Die Leiter (von althochdeutsch: leitara lehnen, die Angelehnte) ist ein Gerät mit Sprossen zum Hinauf- und Hinabsteigen, die links und rechts in zwei Holme eingepasst sind.

Schiebleiter

Die dreiteilige Schiebleiter ist eine Anstellleiter und besteht aus drei beweglich verbundenen Leiterteilen, die mittels eines Zugseils auseinander gezogen werden kann. Nach Norm (siehe unten) hat sie zusammengeschoben eine Transportlänge von 5,60 m, komplett ausgezogen eine Einsatzlänge von 14 m, was eine Arbeitshöhe von 12,20 m (3. OG) ermöglicht. Unter-, Mittel- und Oberleiter haben jeweils 17 Sprossen. Eine Schiebleiter aus Holz wiegt 100 kg, aus Aluminium 75 kg.

Klappleiter

Die Klappleiter (auch Doppelleiter) ist eine Anstellleiter. Nach Norm (siehe unten) hat sie zusammen geklappt eine Länge von 3,26 m, auseinander geklappt eine Länge von 3 m und ist somit die einzige genormte Leiter, deren Transportlänge größer als die Einsatzlänge ist. Früher war es erlaubt, doch heute darf man sie nicht mehr als Rammbock benutzen, da die Verletzungsgefahr zu hoch ist!

Hakenleiter

Die Hakenleiter hat nach den Normen eine Länge (siehe unten) 4,40 m und besitzt an der Oberseite einen Haken, mit dem sie in eine höhergelegene Öffnung eingehängt werden kann. Sie darf nicht als Anstellleiter verwendet werden, da sie nur für Zug- jedoch nicht für Druckbelastungen ausgelegt ist. Da sie wie oben beschrieben z. B. an jeden Balkon oder in jedes Fenster gehängt werden kann ist ihre Arbeitshöhe als einzige Leiter praktisch unbegrenzt.

Kletterleiter

Die in Turnhallen an der Wand befestigte Übungsleiter zur Körperschulung nennt man auch Sprossenleiter oder Sprossenwand.

Steckleiter

Die Differenz zwischen der Leiterlänge mehrerer Teile und der Summe der Länge der Einzelteile ergibt sich aus der Überschneidung der Teile beim Zusammenstecken.
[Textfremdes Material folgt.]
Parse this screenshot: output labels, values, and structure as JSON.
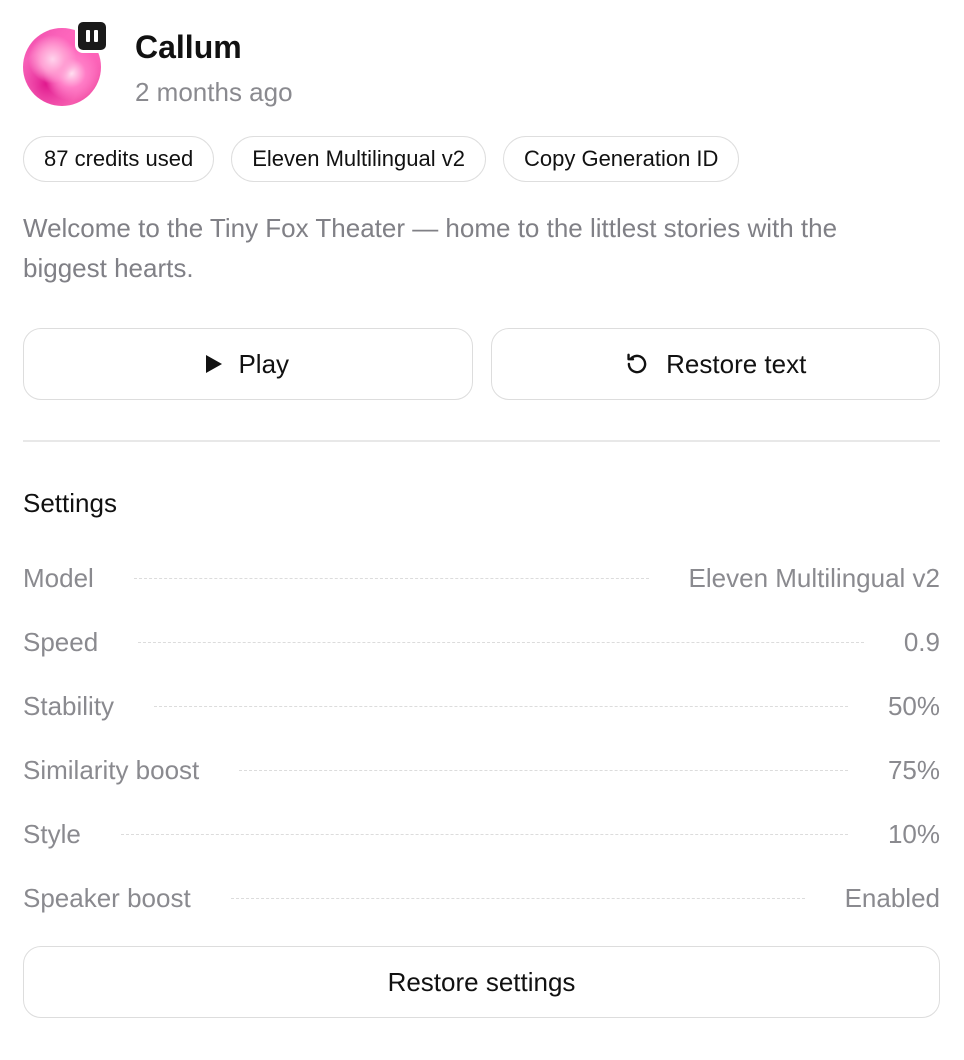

Es werden so genannte A-Teile und B-Teile unterschieden: Die A-Teile haben auch in Fußhöhe Sprossen, so dass sie nicht auf ein Leiterteil gesteckt werden können. Ein A-Teil ist also immer das unterste Leiterteil. Mittlerweile verwendet man statt einem A-Teil ein B-Teil mit einem Einsteckteil mit Sprossen. Beispielsweise können so im Feuerwehrbereich zwei Löschfahrzeuge mit nur je 2 Leiterteilen trotzdem eine 4-teilige Leiter zusammenbauen. Außerdem gibt es noch ein Verbindungsteil, um 2 Leiterteile zu einer so genannten Bockleiter zu verbinden.